Analyst’s Notebook is a playback tool for NASA’s many ground-based missions. It allows the user to call up mission intervals and to see what observations were taken each day (e.g., all of the data for Sol 38 of the Curiosity rover on Mars—photographs, mission objective documentation, mission planner goals, etc.). The scientists working on precursor missions to Spirit and Opportunity developed the tool for early fieldwork. While in the desert doing test drives, they realized that they needed to have a way to log what they were doing each day so that, for example, 30 days into a test mission, they could look back and see why they made a certain decision on day five. Internally, NASA uses the same Analyst’s Notebook that’s available to the public (though public data is scrubbed of such things as phone numbers and personal email addresses, and populates a bit later than NASA’s dataset). Check out Planetary Science Tools for other great software.

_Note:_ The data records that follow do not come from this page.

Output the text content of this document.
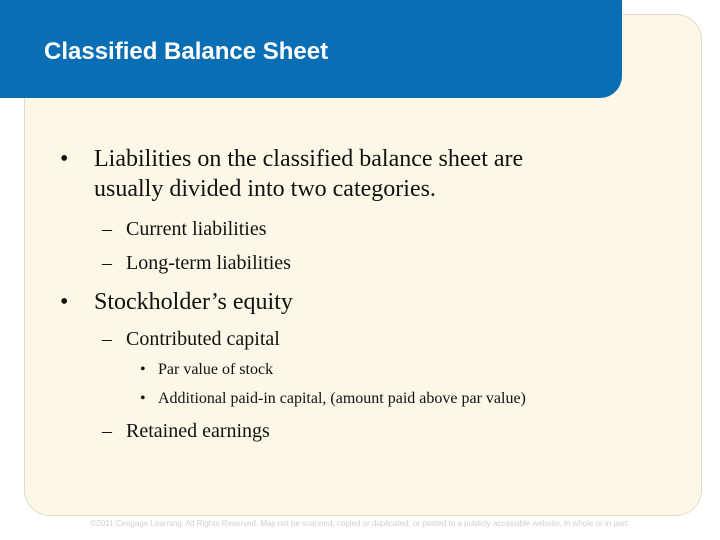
Classified Balance Sheet
• Liabilities on the classified balance sheet are
usually divided into two categories.
– Current liabilities
– Long-term liabilities
• Stockholder’s equity
– Contributed capital
• Par value of stock
• Additional paid-in capital, (amount paid above par value)
– Retained earnings
©2011 Cengage Learning. All Rights Reserved. May not be scanned, copied or duplicated, or posted to a publicly accessible website, in whole or in part.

3. LUNAR MAPPING AND MODELING PORTAL

NASA’s Lunar Mapping and Modeling Portal allows users to pull up different types of images from foreign bodies, overlaying them to help facilitate the correlation of content (e.g. mineralogy, gravity, etc.). Users can search by instrument type and mission, and can use the tool to calculate such things as elevation and the angle of sunlight. Planning a mission to the moon? Who isn’t? Using this site, student, educator, and researcher alike can look around for a good place to land a spacecraft, analyze the site and terrain, and work out pathfinding for a lunar rover. Perhaps the coolest feature of all allows you to find a site you like, draw a box around it, and generate an STL file—the file format used by 3D printers. If you have said printer, you can then print your little piece of the Moon for study and admiration.

4. ORBITAL DATA EXPLORER 

The Orbital Data Explorer allows users to find and download orbital science data from NASA’s Planetary Data System. (The PDS, according to its website, is “a NASA-sponsored organization that archives and distributes high-quality planetary data to the science community.”) What this means is that drawing from scores of databases, scientific instruments, and satellites, you can study pretty much everything you’ll ever want to know about anything, ever, on worlds supported by the program. Datasets presently supported by Orbital Data Explorer include Mercury, Venus, the (Earth) moon, and Mars.

5. LUNASERV

LROC—the Lunar Reconnaissance Orbiter Camera—is the high-resolution camera system on board the Lunar Reconnaissance Orbiter. Lunaserv was developed in conjunction with LROC to help render the data captured by the satellite. As its website notes, the LROC science operations center possesses over one million observations available spanning 200 terabytes of data. The need for a tool like Lunaserv is obvious. Contrary to the name, the tool supports more than the moon. It currently allows the rendering of Mars and other bodies in space, to include Earth.